The Takeaway: Marketing is shifting from ranking for humans to being legible, useful, and quotable to agents.
- Agents don’t just summarize the web; they crawl far wider than people do, so the long tail matters more than the old top-3 SEO game.
- The biggest mistake is treating this like SEO 2.0: content now has to be discovered and consumed by AI, not merely indexed for humans.
- Platform differences are real: Gemini leans on YouTube, ChatGPT often pulls Reddit or LinkedIn, and Claude is getting more web-hungry over time.
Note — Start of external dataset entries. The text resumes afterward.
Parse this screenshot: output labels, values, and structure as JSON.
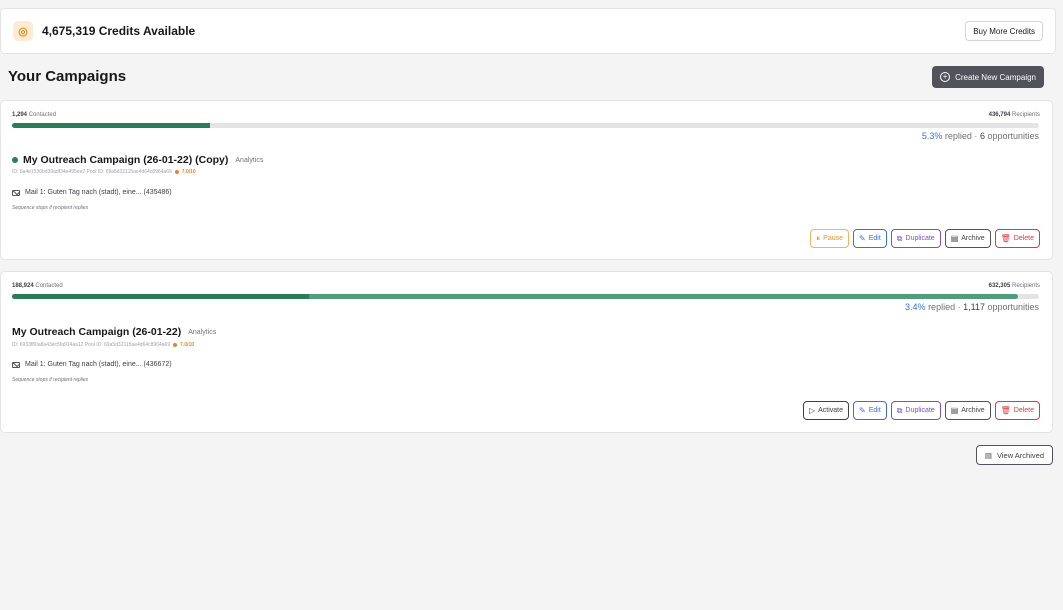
{
  "credits": {
    "icon": "coins-icon",
    "text": "4,675,319 Credits Available",
    "buy_label": "Buy More Credits"
  },
  "header": {
    "title": "Your Campaigns",
    "create_label": "Create New Campaign"
  },
  "campaigns": [
    {
      "contacted_count": "1,294",
      "contacted_label": "Contacted",
      "recipients_count": "436,794",
      "recipients_label": "Recipients",
      "progress_fraction": 0.193,
      "reply_rate": "5.3%",
      "stats_mid": " replied · ",
      "opportunities": "6",
      "opportunities_label": " opportunities",
      "name": "My Outreach Campaign (26-01-22) (Copy)",
      "analytics_label": "Analytics",
      "ids": "ID: 6a4e1536bd39adf34e495ee2 Pool ID: 69a5d32115ae4d64c8964a69",
      "score": "7.0/10",
      "mail": "Mail 1: Guten Tag nach (stadt), eine... (435486)",
      "sequence_note": "Sequence stops if recipient replies",
      "status": "active",
      "actions": {
        "toggle": "Pause",
        "edit": "Edit",
        "duplicate": "Duplicate",
        "archive": "Archive",
        "delete": "Delete"
      }
    },
    {
      "contacted_count": "188,924",
      "contacted_label": "Contacted",
      "recipients_count": "632,305",
      "recipients_label": "Recipients",
      "progress_fraction_dark": 0.289,
      "progress_fraction_light": 0.98,
      "reply_rate": "3.4%",
      "stats_mid": " replied · ",
      "opportunities": "1,117",
      "opportunities_label": " opportunities",
      "name": "My Outreach Campaign (26-01-22)",
      "analytics_label": "Analytics",
      "ids": "ID: 6933f80a8a43ec5fa914aa12 Pool ID: 69a5d32115ae4d64c8964a69",
      "score": "7.0/10",
      "mail": "Mail 1: Guten Tag nach (stadt), eine... (436672)",
      "sequence_note": "Sequence stops if recipient replies",
      "status": "paused",
      "actions": {
        "toggle": "Activate",
        "edit": "Edit",
        "duplicate": "Duplicate",
        "archive": "Archive",
        "delete": "Delete"
      }
    }
  ],
  "view_archived_label": "View Archived",
  "colors": {
    "accent_dark": "#2c7b5b",
    "accent_light": "#4f9d7a",
    "reply_rate": "#3b6fd6",
    "score": "#e8832e"
  }
}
James Cadwallader, cofounder and CEO of ProFound, thinks marketing has entered a new operating system. His company helps brands understand how they appear inside AI search and agentic answers across models like ChatGPT, Claude, Gemini, and Grok. His core argument is blunt: “the biggest platform shift in the history of marketing” is underway, because the consumer is being replaced by an agent making the buying journey on their behalf.
That changes the job. In the old world, marketers optimized for human attention and the top few blue links. Now, Cadwallader says, agents use “orders of magnitude wider” surface area, sometimes pulling from dozens of pages for a single query. That means brands need content that is not just keyword-rich, but structurally legible to models. For software especially, he pushes beyond legibility into usability and interoperability: can the agent actually troubleshoot, compare, and recommend your product?
He’s also skeptical of the idea that AI content is automatically junk. His view is that the real constraint is originality. If models already know everything on the internet, marketers have to give them something they don’t know. Or, as he puts it, humans are now “a fleshy API between reality and the Internet.”